Görüntülediğiniz mahkeme kararı henüz kesinleşmemiştir. Yararlı olması amacıyla eklenmiştir.

T.C.
İSTANBUL
10. ASLİYE TİCARET MAHKEMESİ
ESAS NO : 2015/921 Esas
KARAR NO : 2018/1216
DAVA : Menfi Tespit (Ticari İlişkiden Kaynaklanan)
DAVA TARİHİ: 08/09/2015
KARAR TARİHİ: 14/11/2018
Mahkememizde görülmekte olan Menfi Tespit (Ticari İlişkiden Kaynaklanan) davasının yapılan açık yargılaması sonunda,
GEREĞİ DÜŞÜNÜLDÜ:
DAVA: Davacı vekili dava dilekçesinde özetle; davacının …’da değerli maden ve gümüş ticareti yapan bir tacir olduğunu, İstanbul..Asliye Ticaret Mahkemesi’nin … D.iş sayılı dosyası ile davalı tarafından ihtiyati haciz kararı alınarak işyerinde haciz kararının uygulandığını, aynı zamanda davacıya ait tüm banka hesaplarına bloke konularak adına kayıtlı araç ve gayrimenkullere de haciz konulduğunu, ancak ihtiyati hacze konu edilen bonolardaki imzaların sahte olduğunu ve davacıya ait olmadığını, davacı ile davalı arasında herhangi bir ticari ilişki olmadığını, nakit alışverişleri de bulunmadığını, bu nedenle davalıya herhangi bir borcunun bulunmadığını, anılan nedenle davacı adına kayıtlı araçlar üzerine konulan haciz ve yakalamanın kaldırılmasına, yine banka hesaplarına konulan blokelerin kaldırılması ile yargılama giderleri ile vekalet ücretinin davalı üzerinde bırakılmasına karar verilmesini talep ve dava etmiştir.

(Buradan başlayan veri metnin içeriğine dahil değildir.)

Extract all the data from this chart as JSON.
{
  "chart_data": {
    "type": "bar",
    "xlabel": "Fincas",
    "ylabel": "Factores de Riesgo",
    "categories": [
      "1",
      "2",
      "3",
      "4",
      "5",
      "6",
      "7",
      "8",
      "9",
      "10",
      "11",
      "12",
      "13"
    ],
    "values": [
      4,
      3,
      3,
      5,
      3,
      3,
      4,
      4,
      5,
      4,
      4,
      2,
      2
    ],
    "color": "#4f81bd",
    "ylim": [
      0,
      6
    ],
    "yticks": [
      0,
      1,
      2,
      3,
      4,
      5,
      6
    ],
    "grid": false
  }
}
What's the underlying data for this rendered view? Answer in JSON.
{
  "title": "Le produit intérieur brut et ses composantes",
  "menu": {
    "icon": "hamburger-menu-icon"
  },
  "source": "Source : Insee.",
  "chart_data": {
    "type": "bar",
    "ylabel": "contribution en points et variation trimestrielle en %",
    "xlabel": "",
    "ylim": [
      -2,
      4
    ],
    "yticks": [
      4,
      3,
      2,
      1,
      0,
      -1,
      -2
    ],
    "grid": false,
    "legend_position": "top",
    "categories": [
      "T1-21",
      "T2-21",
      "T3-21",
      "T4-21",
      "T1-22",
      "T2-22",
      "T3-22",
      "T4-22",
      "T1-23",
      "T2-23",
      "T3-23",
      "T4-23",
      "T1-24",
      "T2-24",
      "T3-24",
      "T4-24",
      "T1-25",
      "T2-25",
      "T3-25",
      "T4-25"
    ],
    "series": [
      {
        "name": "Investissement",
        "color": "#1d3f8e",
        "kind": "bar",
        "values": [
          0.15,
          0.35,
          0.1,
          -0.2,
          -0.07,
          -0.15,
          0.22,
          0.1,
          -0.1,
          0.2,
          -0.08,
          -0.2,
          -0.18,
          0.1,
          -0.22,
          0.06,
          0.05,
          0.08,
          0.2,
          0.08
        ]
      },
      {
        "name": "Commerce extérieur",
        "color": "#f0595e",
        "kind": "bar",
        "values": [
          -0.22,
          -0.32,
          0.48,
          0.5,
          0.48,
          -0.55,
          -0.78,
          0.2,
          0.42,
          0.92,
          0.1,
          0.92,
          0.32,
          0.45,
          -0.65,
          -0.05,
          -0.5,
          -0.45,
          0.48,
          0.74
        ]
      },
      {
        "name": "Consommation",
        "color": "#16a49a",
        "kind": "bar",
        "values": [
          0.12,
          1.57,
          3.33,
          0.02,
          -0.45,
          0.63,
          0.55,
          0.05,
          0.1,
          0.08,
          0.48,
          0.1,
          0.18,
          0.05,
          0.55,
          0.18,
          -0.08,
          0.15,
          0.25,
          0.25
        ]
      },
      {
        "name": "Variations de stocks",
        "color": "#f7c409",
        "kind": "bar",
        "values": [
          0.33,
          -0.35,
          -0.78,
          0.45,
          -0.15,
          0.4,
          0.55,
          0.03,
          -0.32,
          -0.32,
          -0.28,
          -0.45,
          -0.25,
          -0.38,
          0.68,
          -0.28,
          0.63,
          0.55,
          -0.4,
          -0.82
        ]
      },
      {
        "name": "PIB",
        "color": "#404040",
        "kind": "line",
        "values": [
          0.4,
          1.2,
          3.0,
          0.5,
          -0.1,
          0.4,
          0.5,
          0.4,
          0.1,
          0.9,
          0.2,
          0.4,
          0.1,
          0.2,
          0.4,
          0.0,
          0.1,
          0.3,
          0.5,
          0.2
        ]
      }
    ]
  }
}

CEVAP: Davalı vekili cevap dilekçesinde özetle; davacının davalıya vermiş olduğu çeşitli vadeli senetlerin vadesinde ödenmemesi üzerine hakkında ihtiyati haciz kararı alındığını, davacı tarafın sahtelik iddiasında bulunulmuş ise de bu durumun gerçek dışı olduğunu, takibe konu senetlerin bizzat davacı tarafından imzalandığını, davacının çalıştığı sektörde birçok kişiye borçlandığını ve hakkında alınmış birçok icra takibi bulunduğunu, ancak davacının borçlarını ödememek için sürekli olarak farklı şekillerde imzalar attığının tespit edildiğini, davacıdan sürekli talep edilmesine rağmen ödemenin yapılmadığı, bizzat imzaladığı senetlerdeki imzalara itirazının yersiz olduğunu, anılan nedenlerle davanın reddi ile davacı tarafından %20’den aşağı olmamak üzere kötü niyet tazminatına mahkum edilmesine karar verilmesini talep ve beyan etmiştir.
DELİLLER VE GEREKÇE:
Dava, davacı aleyhine yapılan haciz işlemleri nedeniyle hacze konu bonolardaki imzanın kendisine ait olmadığı iddiası ile bonolardan dolayı borçlu bulunmadığının tespitine yönelik menfi tespit davasıdır.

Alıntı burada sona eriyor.